To compare the relationships between these differentially expressed genes in different samples, the differential genes of all samples were analyzed by two-way clustering. The results indicated that the differentially expressed genes of the three biological repeats of every sample clustered together and showed similar expression patterns (Figure 4B). In addition, the number of common differentially expressed genes among the comparison groups was also analyzed. There were 52, 71, 80, 87, 206, and 370 differential genes that only showed in WT vs. Alb, WTL vs. AlbL, WT vs. WTL, WTL vs. Alb, WT vs. AlbL, and Alb vs. AlbL, respectively (Figure 4C). These results suggested that these genes may be involved in fruiting body development and the light signal pathway.

The polyketide synthase (CmPKS) mutation affected melanin accumulation in Alb

In the SNP analysis, four genes (CCM_03641, CCM_09042, CCM_04668, and CCM_07801) showed mutations in the Alb sample. In the RNA-Seq analysis, the FPKM values of these four genes were unchanged in the mycelia of the WT and Alb under dark and light conditions (Figure 5A). The CmPKS (CCM_09042) expression level did not differ in the mycelia of the WT and Alb under dark and light, while it was induced by light. Meanwhile, the expression level of CmPKS was significantly increased in the Alb fruiting body (Figure 5B). This suggested that CmPKS responded to light signals and was involved in the growth and development of the fruiting body. However, the expression levels of the other three genes did not differ in all samples (Figures 5C–E). This indicated that the three genes were not involved in the response to light signals and the development of the fruiting body. To determine whether the mutation of CmPKS affected melanin biosynthesis, the content of melanin was analyzed in the mycelia of the WT and Alb under dark and light conditions. Although the content of melanin in Alb was significantly lower than in the WT under dark and light conditions (Figure 5F), the light signal did not induce melanin biosynthesis. In addition, the 677th Arg (R) of the CmPKS protein could compose hydrogen bonds with the 673th Ile, 674th Ala, and 678th Gly (Figure 5G), while the 677th Cys (C) of the mutated CmPKS protein composed hydrogen bonds with the 672th Arg, 673th Ile, 674th Ala, 675th His, 676th Leu, 678th Gly, and 679th Met in the 3D model (Figure 5H). These results suggested that the 677th amino acid change of the CmPKS protein affected protein 3D structure and melanin or other ketone metabolites synthesized through CmPKS did regulate the color change from white to orange under light.

FIGURE 5

Figure 5. Expression analysis of four mutated genes under dark and light treatment. (A) Heatmap analysis of CCM_03641, CCM_09042, CCM_04668, and CCM_07801 based on their FPKM values in the WT, WTL, Alb, and AlbL samples; (B–E) expression analysis of the four genes in the mycelia under dark and light treatment, and fruiting body; (F) compare of melanin content between WT and Alb mycelia under dark and light conditions; (G,H) 3D model of the normal and mutated CmPKS proteins. Two asterisks denote significance relative to WT (Student’s t-test; **p < 0.01).

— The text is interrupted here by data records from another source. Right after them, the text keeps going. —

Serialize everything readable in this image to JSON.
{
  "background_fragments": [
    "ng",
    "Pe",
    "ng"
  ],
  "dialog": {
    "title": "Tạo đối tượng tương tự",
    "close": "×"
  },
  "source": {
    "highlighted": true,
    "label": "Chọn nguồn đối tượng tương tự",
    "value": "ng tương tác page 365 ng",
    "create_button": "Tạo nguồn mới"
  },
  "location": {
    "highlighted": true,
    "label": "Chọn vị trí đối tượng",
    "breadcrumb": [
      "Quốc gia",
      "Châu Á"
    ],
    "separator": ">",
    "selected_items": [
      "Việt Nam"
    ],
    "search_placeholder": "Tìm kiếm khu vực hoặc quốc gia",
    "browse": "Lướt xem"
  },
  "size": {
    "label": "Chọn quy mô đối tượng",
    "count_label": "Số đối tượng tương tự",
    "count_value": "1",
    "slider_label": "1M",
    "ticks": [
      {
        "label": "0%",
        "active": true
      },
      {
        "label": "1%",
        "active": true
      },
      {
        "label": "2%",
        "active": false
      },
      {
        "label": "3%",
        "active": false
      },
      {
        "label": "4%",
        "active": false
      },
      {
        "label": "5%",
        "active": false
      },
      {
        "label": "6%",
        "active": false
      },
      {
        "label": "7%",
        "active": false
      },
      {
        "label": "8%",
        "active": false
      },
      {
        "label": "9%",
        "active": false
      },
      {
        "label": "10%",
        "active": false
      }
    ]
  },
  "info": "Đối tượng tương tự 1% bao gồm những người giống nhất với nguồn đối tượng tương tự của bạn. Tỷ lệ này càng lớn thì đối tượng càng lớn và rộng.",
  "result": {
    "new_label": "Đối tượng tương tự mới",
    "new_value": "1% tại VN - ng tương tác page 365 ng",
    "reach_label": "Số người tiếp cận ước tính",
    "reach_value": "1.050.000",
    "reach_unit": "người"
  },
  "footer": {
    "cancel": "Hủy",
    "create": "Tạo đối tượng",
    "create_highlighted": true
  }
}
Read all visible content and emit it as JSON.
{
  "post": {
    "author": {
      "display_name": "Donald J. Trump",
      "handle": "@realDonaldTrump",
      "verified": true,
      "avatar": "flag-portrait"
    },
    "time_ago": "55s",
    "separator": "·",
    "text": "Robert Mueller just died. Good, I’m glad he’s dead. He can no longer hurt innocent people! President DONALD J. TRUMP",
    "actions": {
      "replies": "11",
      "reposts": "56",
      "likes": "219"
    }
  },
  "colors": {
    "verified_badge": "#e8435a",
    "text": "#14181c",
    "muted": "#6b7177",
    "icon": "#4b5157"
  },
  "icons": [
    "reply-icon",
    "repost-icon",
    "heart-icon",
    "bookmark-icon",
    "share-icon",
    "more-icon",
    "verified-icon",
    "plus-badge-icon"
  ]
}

Transcript of the WCC was not affected in Alb

Under dark and light conditions, the expression levels of CmWC-1 (CCM_01180) and CmWC-2 (CCM_00072) did not differ in the mycelia of the WT and Alb, whereas the expression of CmWC-2 was reduced under light (Figures 6A–C). In addition, their expression levels in the fruiting body were similar to those in the mycelia. This suggested that the light signal could inhibit CmWC-2 transcription in the mycelia, but did not act in the fruiting body. Interestingly, the expression of CmVVD (CCM_04514) was significantly increased under dark conditions in the mycelia of Alb (Figures 6A, D). Although CmVVD expression showed no difference in the mycelia of WT and Alb, it was significantly increased under light treatment. In the fruiting body, CmVVD expression was higher in Alb than in WT (Figure 6D). These results indicated that CmVVD might be involved in photoreception and the developmental regulation of the fruiting body.

FIGURE 6

Figure 6. Expression analysis of photoresponsive genes in WT and Alb. (A) Heatmap analysis of CmWC-1 (CCM_01180), CmWC-2 (CCM_00072), CmVVD (CCM_04514), CmWC-3 (CCM_01630), CmCRY-1 (CCM_00774), CmCRY-2 (CCM_02392), CmPhr1 (CCM_00151), and CmPHY (CCM_04461) based on their FPKM values in the WT, WTL, Alb, and AlbL samples; (B–I) expression analysis of the eight genes in the mycelia under dark and light treatment, and fruiting body. One, two, and three asterisks denote significance relative to WT (Student’s t-test; *p < 0.05, **p < 0.01, and ***p < 0.001).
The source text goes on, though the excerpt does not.